The New York Times reported Monday that Mitt Romney, who nearly broke Iowa’s banks in his big-spending effort to ace last week’s primary with his clearly not-so-effective McKinsey/Bain consulting method, is now trying mightily to spin his second-place finish in Iowa into a victory. But the Romney spin machine doesn't stop with the candidate crowing over not landing in third or fourth place.

In testy exchanges with both McCain and Huckabee during Saturday’s Republican Presidential debate, Romney continues to try to unleash a one-two-three punch of Massachusetts political invective against immigration, ‘amnesty’, and his rivals’ track records on the issue.

Accuracy aside (in McCain’s previous political life he supported earned legalization, not ‘amnesty’ for undocumented immigrants who would acknowledge they broke the rules, pay a hefty fine, demonstrate English proficiency, and then get in line with everyone else – but all that’s out the window now with Senator McCain, who currently waxes poetic about strengthening the border wall and not much else), I have a newsflash for Mitt: breaking out the anti-immigrant rhetoric didn’t work in Iowa.
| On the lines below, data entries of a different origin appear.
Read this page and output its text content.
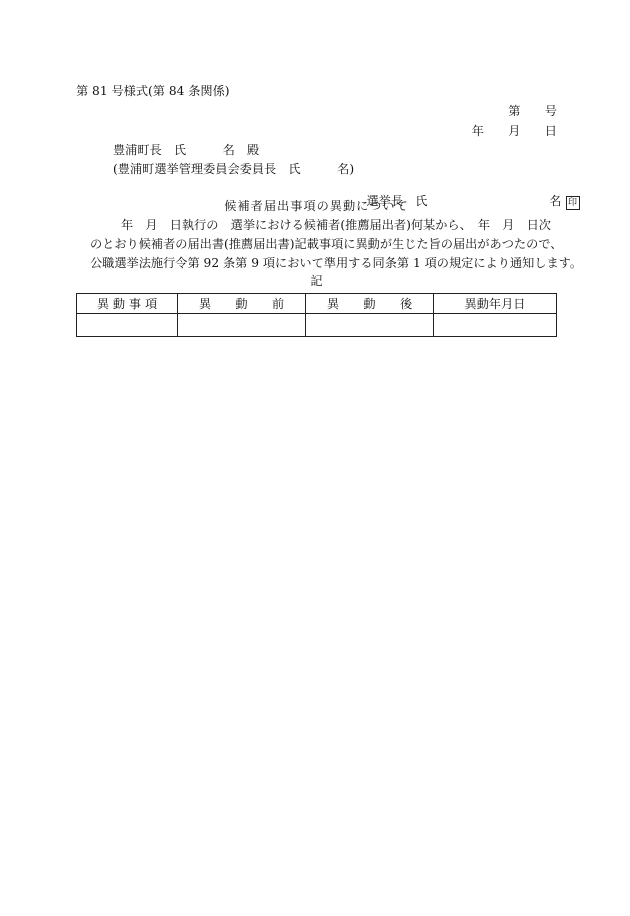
第 81 号様式(第 84 条関係)
第　　号
年　　月　　日
豊浦町長　氏　　　名　殿
(豊浦町選挙管理委員会委員長　氏　　　名)

選挙長　氏　　　　　　　　　　名 印

候補者届出事項の異動について
年　月　日執行の　選挙における候補者(推薦届出者)何某から、　年　月　日次
のとおり候補者の届出書(推薦届出書)記載事項に異動が生じた旨の届出があつたので、
公職選挙法施行令第 92 条第 9 項において準用する同条第 1 項の規定により通知します。
記
異 動 事 項	異　　動　　前	異　　動　　後	異動年月日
It isn’t going to work in New Hampshire. And it ain’t going to work in the rest of the nation, which (surprise, surprise!) plays host to a much more diverse electorate than these two fine bastions of small-town Americana.

I know, I know, I’ve said before that immigrant-bashing doesn’t help candidates hit political pay dirt. But at least I’m consistent – something our friend Romney hasn’t always been in the past.

After cautiously supporting earned legalization (what he would now call an ‘amnesty’, yikes!) for the undocumented early in his political career, Romney shifted political gears as his Republican star rose to appear tougher on immigration policy. As Governor of Massachusetts, he vetoed a state bill to extend state resident college tuition rates and some state college scholarships to a small number of ace undocumented immigrant high school graduates. This cheap shot was carefully timed to occur just before Romney was to leave office, as the Romney camp didn’t want to take any political flak from Massachusetts voters. And, of course, this was all occurring at the same time that the supposedly tough-on-illegal-immigrants-and-their-employers-Governor was conveniently employing undocumented workers to plow the plush lawns of his palatial pad.

Ok, enough alliteration. My 7th grade grammar teacher would not be pleased.

Back to politics. Oops, another p-word.

A University of Iowa poll found 57 percent of Iowa voters favored earned citizenship (which our friend Mitt would probably inaccurately brand an ‘amnesty’) and only 23 percent ok’ed deporting undocumented immigrants. Americans’ practical take on immigration policy (the economy depends on immigrants; they bring diversity and entrepreneurial energy to our nation; they give more to the economy and nation than they take) is echoed in national polling on immigration, where I defer to a recent Chicago Tribune op-ed :

“In 20 of 22 separate public opinion polls conducted between March and December, somewhere between 55 percent and 83 percent of the respondents favored some form of earned legal status. In the remaining two polls, the majority favored this option.”

Meanwhile, in Romney’s *clearly* well-developed analysis of immigration policy (click here for DMI’s take on his immigration platform, which hasn’t changed much from last spring) on the campaign trail, the most incisive thing the former management consultant has to say about the legendarily inefficient and inept US Citizenship and Immigration Service (USCIS, the new incarnation of the former Immigration and Naturalization Service) is, “I wish we had a lemon law so we could get our money back.”

Hmm. Seems like the height of political nuance on a complicated issue to me.

Perhaps Romney should start reading those poll results again.